Agent Token Usage Balloons from 300 to 7,000 Over 20 Turns, a 20× Increase
English summary
A user measured input token costs for an AI agent browsing similar pages over 20 turns. Turn 1 consumed roughly 300 tokens, while turn 20 consumed 7,000 tokens—a 20× increase—as the agent re-reads all previous context. The observation highlights a hidden “context tax” that drives up inference costs in multi-turn agent workflows.
Chinese summary
作者测量了一个AI智能体在浏览相似网页时,20轮对话中每一轮的输入令牌成本。第一轮约消耗300个令牌,到第20轮消耗7000个令牌,成本增长约20倍,原因是智能体重复读取之前的所有上下文。
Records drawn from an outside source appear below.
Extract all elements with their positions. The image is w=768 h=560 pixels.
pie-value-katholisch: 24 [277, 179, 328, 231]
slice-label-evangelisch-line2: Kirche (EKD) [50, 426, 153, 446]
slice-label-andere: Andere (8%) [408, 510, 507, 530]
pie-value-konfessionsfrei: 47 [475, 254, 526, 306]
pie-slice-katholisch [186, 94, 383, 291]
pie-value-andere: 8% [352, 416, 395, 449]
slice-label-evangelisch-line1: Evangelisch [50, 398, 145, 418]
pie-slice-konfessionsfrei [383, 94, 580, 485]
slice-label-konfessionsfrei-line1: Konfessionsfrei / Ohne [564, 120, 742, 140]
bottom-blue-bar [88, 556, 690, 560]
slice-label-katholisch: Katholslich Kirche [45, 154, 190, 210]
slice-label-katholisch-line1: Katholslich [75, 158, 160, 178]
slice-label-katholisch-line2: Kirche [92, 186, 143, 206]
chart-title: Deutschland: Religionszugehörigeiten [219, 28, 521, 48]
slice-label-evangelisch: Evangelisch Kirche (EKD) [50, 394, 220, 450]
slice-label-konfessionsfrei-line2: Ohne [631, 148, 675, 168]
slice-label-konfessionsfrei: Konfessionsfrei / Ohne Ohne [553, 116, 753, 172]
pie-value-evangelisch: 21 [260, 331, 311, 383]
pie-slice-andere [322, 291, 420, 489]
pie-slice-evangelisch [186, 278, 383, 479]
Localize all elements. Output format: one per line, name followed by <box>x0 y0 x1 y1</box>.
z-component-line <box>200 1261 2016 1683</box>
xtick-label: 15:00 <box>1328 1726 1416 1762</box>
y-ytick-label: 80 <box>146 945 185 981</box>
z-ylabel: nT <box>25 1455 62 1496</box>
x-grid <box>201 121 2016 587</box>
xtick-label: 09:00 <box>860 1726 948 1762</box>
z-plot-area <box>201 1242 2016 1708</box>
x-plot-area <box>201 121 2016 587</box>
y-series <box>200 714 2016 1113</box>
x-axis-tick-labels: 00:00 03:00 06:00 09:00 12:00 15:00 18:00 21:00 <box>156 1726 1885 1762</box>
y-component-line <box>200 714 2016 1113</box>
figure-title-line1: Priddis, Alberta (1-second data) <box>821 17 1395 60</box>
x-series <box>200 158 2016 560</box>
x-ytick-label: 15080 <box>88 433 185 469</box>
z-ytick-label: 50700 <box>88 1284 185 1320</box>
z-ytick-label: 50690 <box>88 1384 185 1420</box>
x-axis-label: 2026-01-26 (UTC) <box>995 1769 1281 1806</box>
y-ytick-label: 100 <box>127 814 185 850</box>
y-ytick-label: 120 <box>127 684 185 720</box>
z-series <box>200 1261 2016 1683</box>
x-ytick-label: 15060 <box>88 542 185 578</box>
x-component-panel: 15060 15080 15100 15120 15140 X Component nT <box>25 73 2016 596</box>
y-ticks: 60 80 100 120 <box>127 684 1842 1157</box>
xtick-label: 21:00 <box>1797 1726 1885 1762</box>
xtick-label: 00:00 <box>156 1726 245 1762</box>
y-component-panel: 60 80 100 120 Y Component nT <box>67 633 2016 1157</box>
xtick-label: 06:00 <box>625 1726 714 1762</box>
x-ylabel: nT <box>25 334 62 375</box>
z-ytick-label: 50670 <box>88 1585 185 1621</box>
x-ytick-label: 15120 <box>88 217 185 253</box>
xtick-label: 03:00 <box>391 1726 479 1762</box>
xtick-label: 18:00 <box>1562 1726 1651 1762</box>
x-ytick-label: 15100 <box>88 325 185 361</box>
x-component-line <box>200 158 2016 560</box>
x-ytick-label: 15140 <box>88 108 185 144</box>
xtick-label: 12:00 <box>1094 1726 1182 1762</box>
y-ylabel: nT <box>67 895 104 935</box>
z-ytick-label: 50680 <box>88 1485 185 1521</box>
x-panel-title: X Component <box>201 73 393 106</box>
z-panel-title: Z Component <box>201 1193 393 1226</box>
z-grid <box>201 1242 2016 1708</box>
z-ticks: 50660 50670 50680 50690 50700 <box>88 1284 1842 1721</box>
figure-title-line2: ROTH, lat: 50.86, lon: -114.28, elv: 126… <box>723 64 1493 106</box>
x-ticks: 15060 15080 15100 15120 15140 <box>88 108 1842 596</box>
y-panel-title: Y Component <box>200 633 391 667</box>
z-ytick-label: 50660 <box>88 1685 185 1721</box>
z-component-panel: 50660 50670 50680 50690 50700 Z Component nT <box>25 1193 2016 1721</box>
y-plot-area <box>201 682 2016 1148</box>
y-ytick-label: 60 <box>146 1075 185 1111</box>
这一发现揭示了多轮智能体工作流中隐藏的“上下文税”,推高了推理成本。
Key points
Turn 1 input token count: ~300 tokens.
第1轮输入令牌数:约300个。
Turn 20 input token count: ~7,000 tokens.
第20轮输入令牌数:约7000个。
Cost increase factor: approximately 20× from first to last turn.
从首轮到末轮成本增加约20倍。
The growth is due to the agent re-including all previous context in each new request.
增长原因是智能体在每次新请求中都重新包含了之前的所有上下文。